Mawònn je suis, mawònn je resterai
Djimbélé mon ami,
Depuis hier soir, je suis en cavale poursuivie par une horde de chiens. Je ne peux plus accepter l’innommable, l’esclavage. Non, non, non ! Je refuse de rester esclave ! Vivre libre ou mourir !
Dans ma course folle, mon corps est couvert de blessures, ma peau déchirée par les branches ; les grandes herbes qu’on appelle «grif chat » ont lacéré ma peau, qui saigne sans arrêt ; mes jambes sont endolories. Je suis prête à tout pour reprendre ma liberté.
Cependant, je ne meurs pas de faim. La nature est généreuse. Ma route est parsemée d’arbres fruitiers : papayers, orangers, pommiers…
Là, je me vivifie au pied d’une magnifique cascade, j’avale quelques gorgées de cette eau si fraîche et si pure.
Mawònn je suis, mawònn je resterai…
Oui, j’ai maintes fois rêvé d’une cascade.
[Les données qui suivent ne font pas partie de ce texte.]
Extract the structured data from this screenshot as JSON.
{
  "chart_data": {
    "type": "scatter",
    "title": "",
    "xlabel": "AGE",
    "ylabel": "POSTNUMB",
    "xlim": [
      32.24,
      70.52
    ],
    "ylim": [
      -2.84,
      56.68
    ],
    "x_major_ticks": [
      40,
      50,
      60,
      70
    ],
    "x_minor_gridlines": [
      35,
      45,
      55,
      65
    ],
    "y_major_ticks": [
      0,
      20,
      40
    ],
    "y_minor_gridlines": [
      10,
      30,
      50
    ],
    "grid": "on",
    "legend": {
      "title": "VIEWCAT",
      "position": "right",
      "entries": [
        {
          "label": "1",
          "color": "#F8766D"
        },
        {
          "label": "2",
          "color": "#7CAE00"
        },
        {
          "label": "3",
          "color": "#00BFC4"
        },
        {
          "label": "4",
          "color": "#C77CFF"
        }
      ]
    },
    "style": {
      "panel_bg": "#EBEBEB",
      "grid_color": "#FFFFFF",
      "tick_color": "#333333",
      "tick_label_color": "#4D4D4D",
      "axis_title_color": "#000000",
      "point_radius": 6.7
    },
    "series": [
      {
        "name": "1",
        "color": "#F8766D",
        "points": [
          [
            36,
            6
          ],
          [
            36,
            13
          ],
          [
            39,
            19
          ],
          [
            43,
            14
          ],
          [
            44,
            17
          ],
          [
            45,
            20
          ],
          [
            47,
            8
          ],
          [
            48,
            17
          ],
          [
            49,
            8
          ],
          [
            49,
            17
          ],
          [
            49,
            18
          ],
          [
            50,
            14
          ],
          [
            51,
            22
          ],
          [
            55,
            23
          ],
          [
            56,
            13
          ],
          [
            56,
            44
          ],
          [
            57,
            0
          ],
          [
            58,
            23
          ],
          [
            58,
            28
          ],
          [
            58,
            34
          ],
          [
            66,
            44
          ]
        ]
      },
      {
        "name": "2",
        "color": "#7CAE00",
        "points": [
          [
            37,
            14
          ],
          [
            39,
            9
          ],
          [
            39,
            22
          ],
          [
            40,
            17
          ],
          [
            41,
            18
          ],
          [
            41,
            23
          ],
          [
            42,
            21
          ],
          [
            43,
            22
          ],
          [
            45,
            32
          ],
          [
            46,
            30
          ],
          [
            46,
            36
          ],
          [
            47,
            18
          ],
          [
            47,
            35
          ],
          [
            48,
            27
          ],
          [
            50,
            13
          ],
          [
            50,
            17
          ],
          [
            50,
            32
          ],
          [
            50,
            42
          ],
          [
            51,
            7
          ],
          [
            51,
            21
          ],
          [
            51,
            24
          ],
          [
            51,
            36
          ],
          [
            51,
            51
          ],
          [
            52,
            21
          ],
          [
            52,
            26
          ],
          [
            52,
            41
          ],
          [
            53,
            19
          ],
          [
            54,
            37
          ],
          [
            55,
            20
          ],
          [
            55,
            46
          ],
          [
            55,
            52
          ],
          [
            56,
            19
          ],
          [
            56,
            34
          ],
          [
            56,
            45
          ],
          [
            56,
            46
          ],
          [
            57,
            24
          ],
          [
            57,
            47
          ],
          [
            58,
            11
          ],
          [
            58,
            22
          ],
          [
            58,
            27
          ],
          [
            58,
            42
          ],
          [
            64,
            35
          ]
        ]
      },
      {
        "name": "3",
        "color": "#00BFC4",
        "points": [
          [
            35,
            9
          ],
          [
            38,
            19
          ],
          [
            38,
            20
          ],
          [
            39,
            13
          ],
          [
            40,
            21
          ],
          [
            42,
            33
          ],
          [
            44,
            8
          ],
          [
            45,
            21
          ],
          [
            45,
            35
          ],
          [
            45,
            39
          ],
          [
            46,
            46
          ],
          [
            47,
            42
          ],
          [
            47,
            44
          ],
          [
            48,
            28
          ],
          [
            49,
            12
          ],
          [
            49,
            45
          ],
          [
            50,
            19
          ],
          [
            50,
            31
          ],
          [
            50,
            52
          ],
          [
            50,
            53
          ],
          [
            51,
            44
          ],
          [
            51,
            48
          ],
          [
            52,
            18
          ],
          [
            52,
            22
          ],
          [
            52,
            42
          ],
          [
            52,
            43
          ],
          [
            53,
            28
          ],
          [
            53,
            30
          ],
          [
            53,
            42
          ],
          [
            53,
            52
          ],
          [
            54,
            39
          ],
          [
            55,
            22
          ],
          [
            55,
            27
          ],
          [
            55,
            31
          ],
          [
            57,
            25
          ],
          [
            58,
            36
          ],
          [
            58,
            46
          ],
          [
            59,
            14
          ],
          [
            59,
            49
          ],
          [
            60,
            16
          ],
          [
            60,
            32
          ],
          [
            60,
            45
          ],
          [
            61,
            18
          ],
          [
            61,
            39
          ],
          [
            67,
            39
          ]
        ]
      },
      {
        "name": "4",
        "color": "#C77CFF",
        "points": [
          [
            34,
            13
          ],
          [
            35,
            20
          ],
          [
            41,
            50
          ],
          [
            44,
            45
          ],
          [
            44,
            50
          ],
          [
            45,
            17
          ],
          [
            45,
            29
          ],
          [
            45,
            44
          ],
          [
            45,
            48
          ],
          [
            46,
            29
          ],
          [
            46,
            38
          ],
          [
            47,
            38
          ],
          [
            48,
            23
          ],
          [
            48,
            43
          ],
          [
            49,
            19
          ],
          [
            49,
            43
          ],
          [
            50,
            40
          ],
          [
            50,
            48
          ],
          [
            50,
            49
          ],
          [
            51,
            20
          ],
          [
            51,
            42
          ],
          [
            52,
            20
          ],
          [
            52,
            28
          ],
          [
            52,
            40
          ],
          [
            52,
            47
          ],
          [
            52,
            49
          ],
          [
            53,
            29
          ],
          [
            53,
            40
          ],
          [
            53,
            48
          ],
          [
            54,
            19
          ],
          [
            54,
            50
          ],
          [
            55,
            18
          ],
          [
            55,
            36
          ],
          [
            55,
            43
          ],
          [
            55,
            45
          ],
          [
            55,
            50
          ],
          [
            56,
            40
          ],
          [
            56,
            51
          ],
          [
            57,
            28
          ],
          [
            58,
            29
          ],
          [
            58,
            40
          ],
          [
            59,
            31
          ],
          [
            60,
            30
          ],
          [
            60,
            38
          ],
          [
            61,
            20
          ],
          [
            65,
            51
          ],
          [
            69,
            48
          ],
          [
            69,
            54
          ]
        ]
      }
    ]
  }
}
Elle m’apparaissait en flash et j’entendais la voix de l’Esprit qui me disait : avale trois gorgées de son eau, tes forces se décupleront. Tes jambes deviendront si rapides qu’aucun chien, ni maître ne pourra te rattraper.
J’y suis.
Je suis debout au pied de ma cascade, celle qui me sauvera la vie, ma vie d’Homme libre.
Mawònn je suis, Mawònn je resterai…
J’ai pris la précaution de ramasser sur le chemin, trois feuilles de bois moudong que j’ai pliées en trois et que j’ai enfouies dans ma poche gauche. Ces feuilles, d’après l’Esprit, dégagerons un parfum qui dérouteront et empêcheront les chiens d’utiliser leur flair pour me suivre.
J’obéis à l’Esprit, l’Esprit de mes ancêtres, avec lui, je suis intouchable, inatteignable.
Nous nous reverrons mon frère, soit en sûre. Dans trois jours, je serai devant ta porte. Reste à l’écoute, sois attentif, je ne sais à quelle heure, mais je serai là.
A bientôt, mon ami, mon frère Djimbélé.